Description
Many diaries were kept through the years of the First World War. In these we move to a little known theatre of war, The Russian Front, and the story of a private fighting force raised in almost the same way local troops were brought together in feudal times. Our focus is two dozen men from the town of Cromer who, together with others from East Anglia, Ulster and further afield made up the Russian Armoured Car Division. Their ‘knight’ was Oliver Locker-Lampson, Member of Parliament for Ramsey in Huntingdonshire, but with his home in Cromer he relied on justified local loyalty to gather the volunteers he needed.

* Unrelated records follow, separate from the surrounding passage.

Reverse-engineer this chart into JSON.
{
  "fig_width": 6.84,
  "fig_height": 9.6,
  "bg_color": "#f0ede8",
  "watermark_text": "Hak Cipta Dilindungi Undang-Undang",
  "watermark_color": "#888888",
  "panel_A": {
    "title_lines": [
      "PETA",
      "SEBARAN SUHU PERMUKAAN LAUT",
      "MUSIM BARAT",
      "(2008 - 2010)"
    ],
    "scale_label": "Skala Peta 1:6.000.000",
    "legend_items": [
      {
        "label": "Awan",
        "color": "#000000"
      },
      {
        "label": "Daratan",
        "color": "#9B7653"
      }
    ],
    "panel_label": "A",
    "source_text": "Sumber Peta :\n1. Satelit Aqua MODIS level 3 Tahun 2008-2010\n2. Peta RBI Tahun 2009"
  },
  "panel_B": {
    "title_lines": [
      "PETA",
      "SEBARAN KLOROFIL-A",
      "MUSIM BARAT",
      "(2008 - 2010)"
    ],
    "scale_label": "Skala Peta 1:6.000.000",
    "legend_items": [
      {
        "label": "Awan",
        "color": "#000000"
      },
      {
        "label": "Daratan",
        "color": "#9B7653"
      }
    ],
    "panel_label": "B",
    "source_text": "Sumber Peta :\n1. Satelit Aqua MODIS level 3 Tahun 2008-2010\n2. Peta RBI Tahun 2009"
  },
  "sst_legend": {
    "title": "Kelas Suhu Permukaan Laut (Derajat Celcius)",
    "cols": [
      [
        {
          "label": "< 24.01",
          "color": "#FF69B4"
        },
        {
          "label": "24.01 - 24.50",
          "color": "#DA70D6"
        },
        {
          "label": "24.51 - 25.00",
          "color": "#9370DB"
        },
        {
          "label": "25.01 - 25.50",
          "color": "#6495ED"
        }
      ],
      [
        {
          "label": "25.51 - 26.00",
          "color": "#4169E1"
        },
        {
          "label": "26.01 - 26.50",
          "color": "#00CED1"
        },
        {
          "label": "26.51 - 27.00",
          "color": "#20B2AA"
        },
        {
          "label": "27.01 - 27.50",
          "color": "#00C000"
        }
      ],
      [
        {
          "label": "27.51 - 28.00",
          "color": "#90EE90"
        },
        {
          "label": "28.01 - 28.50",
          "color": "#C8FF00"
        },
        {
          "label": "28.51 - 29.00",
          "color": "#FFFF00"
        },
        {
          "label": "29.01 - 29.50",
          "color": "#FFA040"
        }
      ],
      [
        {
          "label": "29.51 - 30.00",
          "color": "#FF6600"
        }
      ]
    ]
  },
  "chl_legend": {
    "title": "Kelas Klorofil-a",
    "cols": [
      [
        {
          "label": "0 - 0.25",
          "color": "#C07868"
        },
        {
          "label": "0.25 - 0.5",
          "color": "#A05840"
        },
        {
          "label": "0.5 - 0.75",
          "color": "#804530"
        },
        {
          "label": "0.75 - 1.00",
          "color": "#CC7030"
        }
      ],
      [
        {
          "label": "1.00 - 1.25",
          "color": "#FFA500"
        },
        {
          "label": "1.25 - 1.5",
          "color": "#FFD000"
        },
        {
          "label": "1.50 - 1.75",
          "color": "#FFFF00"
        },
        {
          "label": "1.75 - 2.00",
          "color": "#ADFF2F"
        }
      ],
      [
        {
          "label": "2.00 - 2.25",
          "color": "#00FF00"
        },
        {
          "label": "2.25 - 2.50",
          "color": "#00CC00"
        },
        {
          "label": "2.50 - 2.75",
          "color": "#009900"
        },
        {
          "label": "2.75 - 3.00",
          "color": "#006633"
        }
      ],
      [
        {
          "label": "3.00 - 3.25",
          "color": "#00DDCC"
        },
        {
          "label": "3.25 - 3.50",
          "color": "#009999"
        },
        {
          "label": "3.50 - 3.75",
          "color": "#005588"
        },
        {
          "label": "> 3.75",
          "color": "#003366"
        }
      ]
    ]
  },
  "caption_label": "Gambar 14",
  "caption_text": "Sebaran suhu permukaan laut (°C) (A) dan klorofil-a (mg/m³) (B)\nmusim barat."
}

With the support of his friend, First Lord of the Admiralty, Winston Churchill, a man not adverse himself to the adventures of war, he used his personal funds and his business connections to equip a Squadron of armoured cars. The Western Front proved an inappropriate place for them to operate and thus the men and cars were shipped to the Russian front, initially to support the armies of the Czar, before finding themselves wondering who their allies were. At that point they were withdrawn before being sent off to a further adventure in Mesopotamia, where the control of oil fields was the critical issue. Recruited as sailors rather than soldiers, the men were pleased to volunteer to be appointed Petty Officers at a rate of pay considerably better than those conscripted as privates in the Army.
Amongst these recruits were the three Baker brothers. Together with friends from the town they found themselves stuck in the frozen north for many months, then transferred to the heat of Turkey, Romania and Galicia. Their respective diaries and letters are woven together to tell a story with little dramatic fighting, and their distance from formal army regulations enabled cameras to be used freely. In fact keen photographer William Baker was charged by Commander Locker-Lampson to keep a record in pictures and his album provides the core of the picture record which accompanies the diaries and letters.